What the video shows
Body-camera footage recorded by Euclid police and shared with FOX 8 shows a vehicle driving through a perimeter fence and onto plant property, according to the station. The I-Team reports that the footage captures the vehicle moving across secured areas and remaining on site long enough that questions arise about alarm response and live-camera monitoring. The station frames the clip as evidence of a potential gap in how the facility is watched and logged.
Past problems at Cleveland plants
The latest coverage follows earlier I-Team reporting that flagged vulnerabilities at Cleveland Water sites. In 2024, an I-Team investigation, republished by WJW, showed a car that crashed through a fence at the Nottingham Water Treatment Plant while a guard reportedly failed to notice the breach, which led to disciplinary action and renewed scrutiny of camera monitoring and logs. That episode put a spotlight on whether centralized monitoring and routine logs are being used effectively across the system.

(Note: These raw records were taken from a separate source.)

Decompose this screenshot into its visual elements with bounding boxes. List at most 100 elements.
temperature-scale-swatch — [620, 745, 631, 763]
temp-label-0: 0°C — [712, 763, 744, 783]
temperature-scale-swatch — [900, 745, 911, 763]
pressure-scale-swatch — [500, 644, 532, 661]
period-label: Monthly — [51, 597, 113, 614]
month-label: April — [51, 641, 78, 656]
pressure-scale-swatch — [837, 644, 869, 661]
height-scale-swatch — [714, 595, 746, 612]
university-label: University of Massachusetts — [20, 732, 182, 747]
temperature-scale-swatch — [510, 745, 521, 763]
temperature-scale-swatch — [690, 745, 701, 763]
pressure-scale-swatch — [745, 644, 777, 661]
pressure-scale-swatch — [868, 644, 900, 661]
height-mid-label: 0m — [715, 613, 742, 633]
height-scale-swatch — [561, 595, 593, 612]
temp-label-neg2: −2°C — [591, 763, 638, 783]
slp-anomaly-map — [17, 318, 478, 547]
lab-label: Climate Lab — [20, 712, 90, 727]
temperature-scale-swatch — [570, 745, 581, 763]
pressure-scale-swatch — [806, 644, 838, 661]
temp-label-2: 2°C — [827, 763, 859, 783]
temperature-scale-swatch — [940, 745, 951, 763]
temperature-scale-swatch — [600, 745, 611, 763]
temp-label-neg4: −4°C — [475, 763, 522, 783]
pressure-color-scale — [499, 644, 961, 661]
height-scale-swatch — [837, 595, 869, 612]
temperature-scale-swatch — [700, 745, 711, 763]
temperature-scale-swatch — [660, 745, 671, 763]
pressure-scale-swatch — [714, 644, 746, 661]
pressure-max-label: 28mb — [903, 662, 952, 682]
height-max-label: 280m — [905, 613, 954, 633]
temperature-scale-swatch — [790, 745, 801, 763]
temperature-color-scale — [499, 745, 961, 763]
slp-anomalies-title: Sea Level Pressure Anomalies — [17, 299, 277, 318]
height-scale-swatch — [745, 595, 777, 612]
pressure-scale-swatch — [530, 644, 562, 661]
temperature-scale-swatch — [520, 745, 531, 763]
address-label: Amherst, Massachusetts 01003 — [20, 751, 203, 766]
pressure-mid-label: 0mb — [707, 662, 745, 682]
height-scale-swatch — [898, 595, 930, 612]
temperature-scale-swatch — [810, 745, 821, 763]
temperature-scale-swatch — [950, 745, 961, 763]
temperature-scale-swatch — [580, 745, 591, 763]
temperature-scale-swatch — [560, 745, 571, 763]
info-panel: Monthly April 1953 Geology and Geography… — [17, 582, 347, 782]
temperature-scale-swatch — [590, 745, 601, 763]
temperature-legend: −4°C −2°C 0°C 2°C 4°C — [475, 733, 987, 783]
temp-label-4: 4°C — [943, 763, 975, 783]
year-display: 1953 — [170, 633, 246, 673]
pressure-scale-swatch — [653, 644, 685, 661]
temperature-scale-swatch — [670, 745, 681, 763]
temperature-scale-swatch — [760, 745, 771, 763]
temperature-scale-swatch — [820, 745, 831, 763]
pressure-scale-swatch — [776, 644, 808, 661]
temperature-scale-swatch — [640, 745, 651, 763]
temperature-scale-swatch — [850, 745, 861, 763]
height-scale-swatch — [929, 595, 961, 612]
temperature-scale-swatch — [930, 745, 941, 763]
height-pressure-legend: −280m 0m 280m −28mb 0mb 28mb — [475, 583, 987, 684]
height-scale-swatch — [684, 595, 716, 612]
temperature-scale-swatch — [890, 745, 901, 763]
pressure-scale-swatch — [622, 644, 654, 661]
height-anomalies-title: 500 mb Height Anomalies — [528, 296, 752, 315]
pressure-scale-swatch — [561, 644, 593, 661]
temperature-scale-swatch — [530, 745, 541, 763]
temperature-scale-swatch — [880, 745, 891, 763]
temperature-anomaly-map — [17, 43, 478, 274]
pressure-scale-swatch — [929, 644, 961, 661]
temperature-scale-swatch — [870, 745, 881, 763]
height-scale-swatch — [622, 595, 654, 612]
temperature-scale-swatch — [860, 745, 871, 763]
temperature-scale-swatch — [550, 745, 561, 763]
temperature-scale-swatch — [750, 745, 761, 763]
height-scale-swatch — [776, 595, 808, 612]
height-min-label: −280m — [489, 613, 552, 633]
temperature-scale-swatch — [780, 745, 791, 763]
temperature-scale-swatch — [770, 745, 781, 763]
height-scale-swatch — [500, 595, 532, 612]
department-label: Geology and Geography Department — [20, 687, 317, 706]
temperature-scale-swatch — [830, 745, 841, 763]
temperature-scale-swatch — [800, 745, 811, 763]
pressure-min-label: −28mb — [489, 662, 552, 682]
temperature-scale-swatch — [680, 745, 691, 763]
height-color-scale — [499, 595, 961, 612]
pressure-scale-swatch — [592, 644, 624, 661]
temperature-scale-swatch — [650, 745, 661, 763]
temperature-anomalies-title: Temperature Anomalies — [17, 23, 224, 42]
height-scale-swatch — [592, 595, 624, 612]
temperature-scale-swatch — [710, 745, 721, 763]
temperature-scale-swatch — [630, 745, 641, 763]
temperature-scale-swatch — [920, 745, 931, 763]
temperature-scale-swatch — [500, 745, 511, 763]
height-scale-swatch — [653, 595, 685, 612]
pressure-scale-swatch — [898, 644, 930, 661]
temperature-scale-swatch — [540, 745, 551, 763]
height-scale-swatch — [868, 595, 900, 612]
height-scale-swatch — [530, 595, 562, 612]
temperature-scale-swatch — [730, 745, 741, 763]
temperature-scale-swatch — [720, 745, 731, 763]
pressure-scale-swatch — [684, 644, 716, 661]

Why a fence breach matters
Physical access to a drinking-water treatment facility can create operational and public-health risks, and federal guidance urges utilities to identify vulnerabilities and strengthen monitoring and response procedures. The EPA’s voluntary security guidance for water utilities outlines steps for incident response and additional sampling after suspicious events, and a Government Accountability Office review has recommended further security upgrades at municipal water facilities. Security professionals say that even nonviolent breaches can expose gaps that call for prompt corrective action.
What officials are doing
FOX 8's I-Team published the video on March 24, 2026, and reports that it has asked city and utility officials for comment. According to the station, Euclid police provided the footage and the city is reviewing the incident. The I-Team says it will keep pressing for records and statements as officials decide whether procedural changes or personnel actions are warranted. For now, the video has renewed scrutiny of how Cleveland protects a critical public resource.